Three months after they qualified for the World Cup, Escobar was killed. Suddenly it became much more than a competition – the World Cup became a symbol of hope, of positive international recognition for a country synonymous with drugs, violence and guerrilla warfare, and a foundation on which Colombia could now, after Escobar’s death, start to rebuild itself. But their hope was short-lived: in a match against the United States, Andrés Escobar – no relation – scored an own goal, resulting in Colombia losing the match and being eliminated. A few days later he was assassinated, his killer shouting “Gol! Gol! Gol!”, once for each of the eight bullets he fired. It is thought of as one of the blackest hours in Colombia’s sports history. Colombian football collapsed spectacularly – without the drugs money from Pablo and with the murder of Andrés Escobar hanging heavily in the air. Narco-fútbol died without the two Escobars and Colombia did not reach the latter stages of the World Cup again until 2014.

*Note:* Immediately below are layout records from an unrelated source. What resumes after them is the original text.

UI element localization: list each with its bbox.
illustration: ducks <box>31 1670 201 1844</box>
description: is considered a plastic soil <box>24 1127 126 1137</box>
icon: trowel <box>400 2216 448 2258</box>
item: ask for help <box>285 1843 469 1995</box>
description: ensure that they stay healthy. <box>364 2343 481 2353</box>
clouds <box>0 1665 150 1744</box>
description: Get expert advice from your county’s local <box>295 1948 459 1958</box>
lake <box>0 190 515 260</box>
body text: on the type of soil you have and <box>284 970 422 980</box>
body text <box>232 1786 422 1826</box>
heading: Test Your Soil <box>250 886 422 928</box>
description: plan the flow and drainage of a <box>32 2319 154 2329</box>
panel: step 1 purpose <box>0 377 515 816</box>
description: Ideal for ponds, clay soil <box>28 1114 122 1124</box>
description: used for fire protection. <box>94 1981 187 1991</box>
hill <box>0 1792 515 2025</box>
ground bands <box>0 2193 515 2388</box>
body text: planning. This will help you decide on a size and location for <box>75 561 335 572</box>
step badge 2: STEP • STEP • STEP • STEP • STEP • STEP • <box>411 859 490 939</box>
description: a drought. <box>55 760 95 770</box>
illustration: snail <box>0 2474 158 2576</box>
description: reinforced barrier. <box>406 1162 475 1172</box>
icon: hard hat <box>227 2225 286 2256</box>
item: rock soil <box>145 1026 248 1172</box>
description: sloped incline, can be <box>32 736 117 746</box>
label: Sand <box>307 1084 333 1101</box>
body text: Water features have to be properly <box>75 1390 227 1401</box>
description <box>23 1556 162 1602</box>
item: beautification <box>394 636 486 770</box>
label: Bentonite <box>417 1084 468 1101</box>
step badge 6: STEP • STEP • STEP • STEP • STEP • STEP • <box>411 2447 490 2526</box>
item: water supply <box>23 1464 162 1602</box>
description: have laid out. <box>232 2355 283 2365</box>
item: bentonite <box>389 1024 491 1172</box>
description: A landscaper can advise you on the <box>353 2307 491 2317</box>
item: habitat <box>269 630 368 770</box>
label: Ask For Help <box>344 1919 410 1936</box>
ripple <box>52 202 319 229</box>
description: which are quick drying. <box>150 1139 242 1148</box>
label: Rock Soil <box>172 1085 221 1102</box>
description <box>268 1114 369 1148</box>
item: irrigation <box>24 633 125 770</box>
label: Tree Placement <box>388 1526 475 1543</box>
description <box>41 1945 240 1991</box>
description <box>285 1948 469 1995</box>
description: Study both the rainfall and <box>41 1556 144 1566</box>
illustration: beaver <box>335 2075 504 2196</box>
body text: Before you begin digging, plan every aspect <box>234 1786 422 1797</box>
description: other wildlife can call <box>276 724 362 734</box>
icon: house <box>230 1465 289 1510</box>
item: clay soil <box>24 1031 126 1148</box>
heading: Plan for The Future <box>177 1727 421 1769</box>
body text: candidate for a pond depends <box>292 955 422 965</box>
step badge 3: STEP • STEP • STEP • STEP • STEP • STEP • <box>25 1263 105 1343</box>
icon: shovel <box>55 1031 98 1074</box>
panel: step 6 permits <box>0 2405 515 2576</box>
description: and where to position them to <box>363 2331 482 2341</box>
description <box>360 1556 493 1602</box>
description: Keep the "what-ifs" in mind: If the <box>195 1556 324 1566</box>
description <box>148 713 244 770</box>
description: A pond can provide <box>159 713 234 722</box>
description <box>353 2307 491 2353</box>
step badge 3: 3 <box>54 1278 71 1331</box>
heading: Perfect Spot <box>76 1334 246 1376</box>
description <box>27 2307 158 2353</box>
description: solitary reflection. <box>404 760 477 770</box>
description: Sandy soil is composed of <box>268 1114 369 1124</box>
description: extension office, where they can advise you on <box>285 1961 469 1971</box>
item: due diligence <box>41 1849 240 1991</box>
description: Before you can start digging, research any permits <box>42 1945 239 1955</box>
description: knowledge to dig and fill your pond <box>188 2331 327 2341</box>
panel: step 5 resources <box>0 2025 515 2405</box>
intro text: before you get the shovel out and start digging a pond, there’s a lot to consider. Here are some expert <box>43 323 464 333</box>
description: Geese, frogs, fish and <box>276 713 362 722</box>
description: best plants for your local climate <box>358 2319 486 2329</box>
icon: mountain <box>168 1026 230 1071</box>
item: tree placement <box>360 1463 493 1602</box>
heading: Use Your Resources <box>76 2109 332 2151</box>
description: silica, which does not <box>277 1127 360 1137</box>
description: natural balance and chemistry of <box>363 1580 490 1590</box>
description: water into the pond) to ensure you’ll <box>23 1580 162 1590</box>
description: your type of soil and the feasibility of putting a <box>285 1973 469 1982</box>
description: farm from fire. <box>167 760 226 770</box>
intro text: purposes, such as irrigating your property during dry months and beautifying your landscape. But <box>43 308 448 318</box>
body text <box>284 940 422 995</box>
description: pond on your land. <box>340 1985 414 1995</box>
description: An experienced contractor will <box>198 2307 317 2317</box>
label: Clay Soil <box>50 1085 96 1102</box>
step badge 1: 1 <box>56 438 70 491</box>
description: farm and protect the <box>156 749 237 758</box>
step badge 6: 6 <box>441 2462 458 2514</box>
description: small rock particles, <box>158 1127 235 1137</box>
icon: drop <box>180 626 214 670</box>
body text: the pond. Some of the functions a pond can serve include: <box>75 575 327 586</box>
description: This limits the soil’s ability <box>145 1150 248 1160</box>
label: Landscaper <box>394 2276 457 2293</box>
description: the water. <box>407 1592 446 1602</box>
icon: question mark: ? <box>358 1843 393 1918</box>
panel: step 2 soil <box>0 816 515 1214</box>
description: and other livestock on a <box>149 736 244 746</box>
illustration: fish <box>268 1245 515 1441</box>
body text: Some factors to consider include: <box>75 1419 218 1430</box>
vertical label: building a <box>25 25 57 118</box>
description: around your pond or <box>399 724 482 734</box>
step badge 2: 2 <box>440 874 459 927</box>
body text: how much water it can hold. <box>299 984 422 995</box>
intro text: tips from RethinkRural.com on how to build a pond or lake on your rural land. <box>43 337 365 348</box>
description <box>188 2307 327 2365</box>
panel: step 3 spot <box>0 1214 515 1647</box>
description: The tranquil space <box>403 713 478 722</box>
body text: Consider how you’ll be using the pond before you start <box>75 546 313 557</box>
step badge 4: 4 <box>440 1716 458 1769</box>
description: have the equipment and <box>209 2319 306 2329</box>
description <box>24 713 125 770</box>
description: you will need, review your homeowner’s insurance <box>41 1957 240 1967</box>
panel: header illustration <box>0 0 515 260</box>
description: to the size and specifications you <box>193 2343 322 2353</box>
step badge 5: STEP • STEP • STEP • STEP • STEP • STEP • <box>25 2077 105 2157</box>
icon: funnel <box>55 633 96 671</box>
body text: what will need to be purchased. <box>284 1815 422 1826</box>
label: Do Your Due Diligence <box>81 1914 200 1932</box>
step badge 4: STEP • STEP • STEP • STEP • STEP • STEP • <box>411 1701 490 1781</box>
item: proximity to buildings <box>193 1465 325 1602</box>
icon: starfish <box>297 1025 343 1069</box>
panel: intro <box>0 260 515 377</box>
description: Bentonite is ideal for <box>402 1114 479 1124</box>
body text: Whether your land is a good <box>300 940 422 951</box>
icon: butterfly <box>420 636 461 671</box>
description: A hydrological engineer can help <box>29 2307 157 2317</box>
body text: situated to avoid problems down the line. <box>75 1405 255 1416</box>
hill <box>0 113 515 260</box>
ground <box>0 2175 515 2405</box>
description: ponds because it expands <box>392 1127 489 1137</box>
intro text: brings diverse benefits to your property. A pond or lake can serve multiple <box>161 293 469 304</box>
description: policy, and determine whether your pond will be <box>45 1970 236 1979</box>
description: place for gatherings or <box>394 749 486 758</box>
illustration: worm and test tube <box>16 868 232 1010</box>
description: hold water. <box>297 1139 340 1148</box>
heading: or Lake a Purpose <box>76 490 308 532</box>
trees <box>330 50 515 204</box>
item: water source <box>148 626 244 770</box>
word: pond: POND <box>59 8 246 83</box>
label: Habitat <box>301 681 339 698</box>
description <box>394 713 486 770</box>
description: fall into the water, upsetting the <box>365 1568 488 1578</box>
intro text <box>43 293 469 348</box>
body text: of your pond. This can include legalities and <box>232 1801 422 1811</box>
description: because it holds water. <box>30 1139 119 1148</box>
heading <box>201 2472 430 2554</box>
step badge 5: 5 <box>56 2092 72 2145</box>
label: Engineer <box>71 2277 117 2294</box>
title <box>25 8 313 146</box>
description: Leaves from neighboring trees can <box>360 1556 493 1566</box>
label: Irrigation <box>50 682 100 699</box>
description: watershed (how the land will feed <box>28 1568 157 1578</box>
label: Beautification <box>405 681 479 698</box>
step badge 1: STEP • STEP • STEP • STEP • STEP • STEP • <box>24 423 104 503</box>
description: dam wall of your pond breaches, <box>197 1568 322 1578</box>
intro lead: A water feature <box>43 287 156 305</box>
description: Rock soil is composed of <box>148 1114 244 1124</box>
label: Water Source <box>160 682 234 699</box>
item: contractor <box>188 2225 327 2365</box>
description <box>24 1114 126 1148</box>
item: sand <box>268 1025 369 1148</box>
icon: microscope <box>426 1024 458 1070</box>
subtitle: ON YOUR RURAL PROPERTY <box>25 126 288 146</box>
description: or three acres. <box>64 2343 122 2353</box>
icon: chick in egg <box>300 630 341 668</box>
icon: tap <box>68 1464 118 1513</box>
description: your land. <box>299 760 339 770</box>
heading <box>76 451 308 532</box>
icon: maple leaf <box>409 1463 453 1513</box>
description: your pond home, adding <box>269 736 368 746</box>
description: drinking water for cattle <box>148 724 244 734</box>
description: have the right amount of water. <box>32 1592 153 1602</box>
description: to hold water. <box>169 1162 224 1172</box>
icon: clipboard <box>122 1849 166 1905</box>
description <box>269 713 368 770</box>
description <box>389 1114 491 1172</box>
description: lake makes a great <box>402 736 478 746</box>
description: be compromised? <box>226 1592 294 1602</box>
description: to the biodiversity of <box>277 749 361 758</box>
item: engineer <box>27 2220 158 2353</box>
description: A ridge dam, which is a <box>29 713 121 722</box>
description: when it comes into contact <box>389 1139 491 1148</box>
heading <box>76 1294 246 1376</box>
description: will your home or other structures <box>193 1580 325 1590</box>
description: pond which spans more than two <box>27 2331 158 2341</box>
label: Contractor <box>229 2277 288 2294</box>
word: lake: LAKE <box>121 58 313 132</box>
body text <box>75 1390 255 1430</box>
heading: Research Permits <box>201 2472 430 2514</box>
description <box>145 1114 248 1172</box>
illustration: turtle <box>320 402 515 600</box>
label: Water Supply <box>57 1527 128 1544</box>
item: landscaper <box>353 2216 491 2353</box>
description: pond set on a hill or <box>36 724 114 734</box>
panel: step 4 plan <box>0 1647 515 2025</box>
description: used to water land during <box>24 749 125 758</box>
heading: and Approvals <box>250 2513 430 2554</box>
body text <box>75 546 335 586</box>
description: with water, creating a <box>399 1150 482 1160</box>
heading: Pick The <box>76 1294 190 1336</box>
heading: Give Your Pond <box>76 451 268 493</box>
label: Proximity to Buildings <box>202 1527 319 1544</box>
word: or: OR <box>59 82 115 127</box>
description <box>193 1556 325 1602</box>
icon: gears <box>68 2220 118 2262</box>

But now Colombian football is starting to rebuild itself. In 2014, they reached the quarter-finals, and this year, they will do so again – if England don’t stand in their way. The World Cup is a source of unity in a divided country, a source of hope for a brighter future. I don’t want England to take their chance of fútbol glory away from them.
This article was amended on 4 July 2018 to correct a statement that Colombia did not make it to a World Cup for two decades after 1994. They participated the 1998 World Cup, but were knocked out in the group stages.